Quand le profit gouverne le monde

mardi 2 août 2011.
 

Pas besoin d’avoir fait les plus grandes universités du Japon pour savoir qu’il est très dangereux de construire des centrales nucléaires dans des zones sismiques. Pas besoin d’être un expert de haut vol pour savoir que les subprimes, innovation qui prétend transformer une personne insolvable en propriétaire, sont de véritables armes de destruction massive de la finance mondiale. Et pourtant ! Les intelligents qui nous gouvernent l’ont fait, provoquant des catastrophes prévisibles et annoncées.

Gouverner c’est prévoir, disait un journaliste français du 19e siècle. Le système médiatique du 21e préfère nous distraire avec des menaces de pacotille : reportages choc sur chaque bateau de réfugiés à Lampedusa, articulets à la mine grave après chaque déclaration de Trichet sur la terrible menace de l’inflation (celle des salaires bien sûr, pas celle galopante des papiers qui s’échangent en Bourse). Rien qui puisse empêcher les puissants de continuer leurs affaires. Ils entendent même continuer ! Les belles personnes ont des mises en pli idéologiques qui résistent aux pires bourrasques. Guaino estime ainsi que l’accident nucléaire au Japon va renforcer la filière française, qui elle serait sure.

Dans la vraie vie le risque zéro n’existe pas.
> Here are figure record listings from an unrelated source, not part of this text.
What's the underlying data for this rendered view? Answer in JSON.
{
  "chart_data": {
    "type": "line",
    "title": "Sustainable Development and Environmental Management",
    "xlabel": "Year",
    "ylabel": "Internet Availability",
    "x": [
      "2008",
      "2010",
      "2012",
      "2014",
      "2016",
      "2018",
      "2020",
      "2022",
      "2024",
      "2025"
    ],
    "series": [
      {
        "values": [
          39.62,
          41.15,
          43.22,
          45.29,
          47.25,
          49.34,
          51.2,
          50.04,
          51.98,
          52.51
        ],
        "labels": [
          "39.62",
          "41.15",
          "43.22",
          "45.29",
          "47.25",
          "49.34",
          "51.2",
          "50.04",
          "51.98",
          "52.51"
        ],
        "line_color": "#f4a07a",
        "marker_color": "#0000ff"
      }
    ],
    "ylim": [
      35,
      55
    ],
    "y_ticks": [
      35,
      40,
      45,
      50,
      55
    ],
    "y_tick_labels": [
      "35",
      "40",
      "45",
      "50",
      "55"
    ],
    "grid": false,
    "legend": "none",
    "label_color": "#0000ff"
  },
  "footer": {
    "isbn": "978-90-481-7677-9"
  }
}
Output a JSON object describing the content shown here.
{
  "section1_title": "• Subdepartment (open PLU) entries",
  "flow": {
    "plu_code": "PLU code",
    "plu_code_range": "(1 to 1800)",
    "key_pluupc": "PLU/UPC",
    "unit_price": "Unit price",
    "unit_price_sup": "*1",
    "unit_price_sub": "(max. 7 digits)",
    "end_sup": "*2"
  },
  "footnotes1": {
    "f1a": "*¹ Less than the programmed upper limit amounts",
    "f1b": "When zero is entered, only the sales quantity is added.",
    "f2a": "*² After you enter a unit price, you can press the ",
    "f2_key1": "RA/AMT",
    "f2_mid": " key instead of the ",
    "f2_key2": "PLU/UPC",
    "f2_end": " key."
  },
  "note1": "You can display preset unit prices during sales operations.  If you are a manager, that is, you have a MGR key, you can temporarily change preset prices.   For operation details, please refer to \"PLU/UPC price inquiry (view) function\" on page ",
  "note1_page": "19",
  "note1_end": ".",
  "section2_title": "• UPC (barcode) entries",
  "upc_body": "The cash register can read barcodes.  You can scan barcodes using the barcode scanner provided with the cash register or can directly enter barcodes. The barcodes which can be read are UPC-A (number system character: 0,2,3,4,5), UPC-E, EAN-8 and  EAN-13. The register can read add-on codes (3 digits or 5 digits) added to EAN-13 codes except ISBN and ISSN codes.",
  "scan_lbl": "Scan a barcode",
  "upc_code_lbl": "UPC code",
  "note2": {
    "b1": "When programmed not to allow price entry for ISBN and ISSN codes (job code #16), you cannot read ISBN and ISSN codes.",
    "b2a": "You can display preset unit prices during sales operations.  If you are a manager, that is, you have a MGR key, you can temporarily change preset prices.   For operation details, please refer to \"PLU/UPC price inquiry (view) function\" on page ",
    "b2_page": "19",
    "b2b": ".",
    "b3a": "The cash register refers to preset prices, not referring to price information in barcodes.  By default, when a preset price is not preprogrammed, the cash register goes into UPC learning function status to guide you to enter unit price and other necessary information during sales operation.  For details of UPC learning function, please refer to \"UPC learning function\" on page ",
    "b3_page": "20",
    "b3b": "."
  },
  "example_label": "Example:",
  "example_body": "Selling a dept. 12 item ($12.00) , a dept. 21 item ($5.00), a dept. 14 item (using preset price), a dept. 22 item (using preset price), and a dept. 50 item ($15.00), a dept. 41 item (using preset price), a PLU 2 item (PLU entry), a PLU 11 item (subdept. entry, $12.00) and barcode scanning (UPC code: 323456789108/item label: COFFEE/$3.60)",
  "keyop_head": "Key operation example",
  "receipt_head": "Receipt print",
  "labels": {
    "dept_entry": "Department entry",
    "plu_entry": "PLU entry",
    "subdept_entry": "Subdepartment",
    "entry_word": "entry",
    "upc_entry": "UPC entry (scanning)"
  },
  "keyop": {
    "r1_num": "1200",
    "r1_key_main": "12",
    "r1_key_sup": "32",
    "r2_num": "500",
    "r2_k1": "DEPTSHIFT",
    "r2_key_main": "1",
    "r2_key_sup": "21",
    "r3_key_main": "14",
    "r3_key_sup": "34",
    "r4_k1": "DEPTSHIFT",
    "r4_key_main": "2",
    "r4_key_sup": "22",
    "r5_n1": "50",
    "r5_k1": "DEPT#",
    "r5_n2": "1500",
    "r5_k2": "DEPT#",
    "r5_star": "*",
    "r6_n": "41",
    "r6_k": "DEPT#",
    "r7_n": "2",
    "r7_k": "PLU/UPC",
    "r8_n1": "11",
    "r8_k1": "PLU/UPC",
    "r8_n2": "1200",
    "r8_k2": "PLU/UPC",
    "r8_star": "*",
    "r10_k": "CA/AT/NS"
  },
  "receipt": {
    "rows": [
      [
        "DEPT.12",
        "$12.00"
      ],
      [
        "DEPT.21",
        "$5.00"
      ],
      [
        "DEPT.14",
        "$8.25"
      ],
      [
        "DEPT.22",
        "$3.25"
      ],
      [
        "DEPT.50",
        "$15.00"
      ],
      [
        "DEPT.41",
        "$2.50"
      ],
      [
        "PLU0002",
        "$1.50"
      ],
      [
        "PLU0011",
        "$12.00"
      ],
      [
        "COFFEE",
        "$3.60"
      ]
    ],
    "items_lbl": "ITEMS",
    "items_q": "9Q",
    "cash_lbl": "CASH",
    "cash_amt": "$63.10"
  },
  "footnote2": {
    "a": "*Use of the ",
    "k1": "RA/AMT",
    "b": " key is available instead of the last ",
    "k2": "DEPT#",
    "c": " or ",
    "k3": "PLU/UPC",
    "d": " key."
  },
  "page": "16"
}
C’est un grave problème en matière nucléaire, car au-dessus du risque zéro, on monte très vite et très haut dans l’échelle des conséquences dramatiques. Les ministres européens réunis alors que les profits bancaires sont à nouveau exubérants organisent de nouvelles ponctions destructrices sur le travail vivant et des violations inouïes de la souveraineté populaire avec leur pacte d’austérité pour l’euro.

Pourquoi des gens si intelligents nourrissent de tels désastres ? C’est que le profit et non la raison gouverne le monde. Le profit financier, le plus vorace, le plus irresponsable quant à ses conséquences et le plus étroitement focalisé sur le court-terme. Ils ont privatisé le nucléaire, mettant les investissements de sécurité en balance avec les dividendes des actionnaires. Ils ont bloqué l’indispensable recherche publique sur des énergies alternatives pour laisser ce marché au privé. Ils ont privatisé la monnaie, enchaîné les Etats à la finance mondiale pour que jamais la souveraineté populaire ne vienne entraver la recherche du profit maximal.

La raison n’est pas un don des personnes. Son éclosion repose sur un système collectif : un haut niveau d’éducation permettant l’autonomie de la pensée critique, des conditions de vie stables pour ne pas être enchaîné à la survie à court-terme et pouvoir penser l’intérêt général, un écart limité des salaires et des revenus sinon c’est le sentiment de toute-puissance de quelques-uns et la fascination organisée des autres pour ces accumulations obscènes, un système politique qui permet d’échanger des arguments, des services publics afin d’appliquer la volonté générale…

Planification écologique, lutte contre la précarité, partage des richesses, services publics, pôle financier public, 6e République, les axes du programme du Front de Gauche peuvent être rapportés à cette grande ambition de mettre la raison aux commandes. Bien sûr cette raison là ne peut être que relative et collective. C’est-à-dire exercée par le peuple. Ce n’est pas un hasard si les intelligents qui nous gouvernent expriment un tel mépris à son égard.

Pour eux, le peuple est le problème, pour nous il est la solution.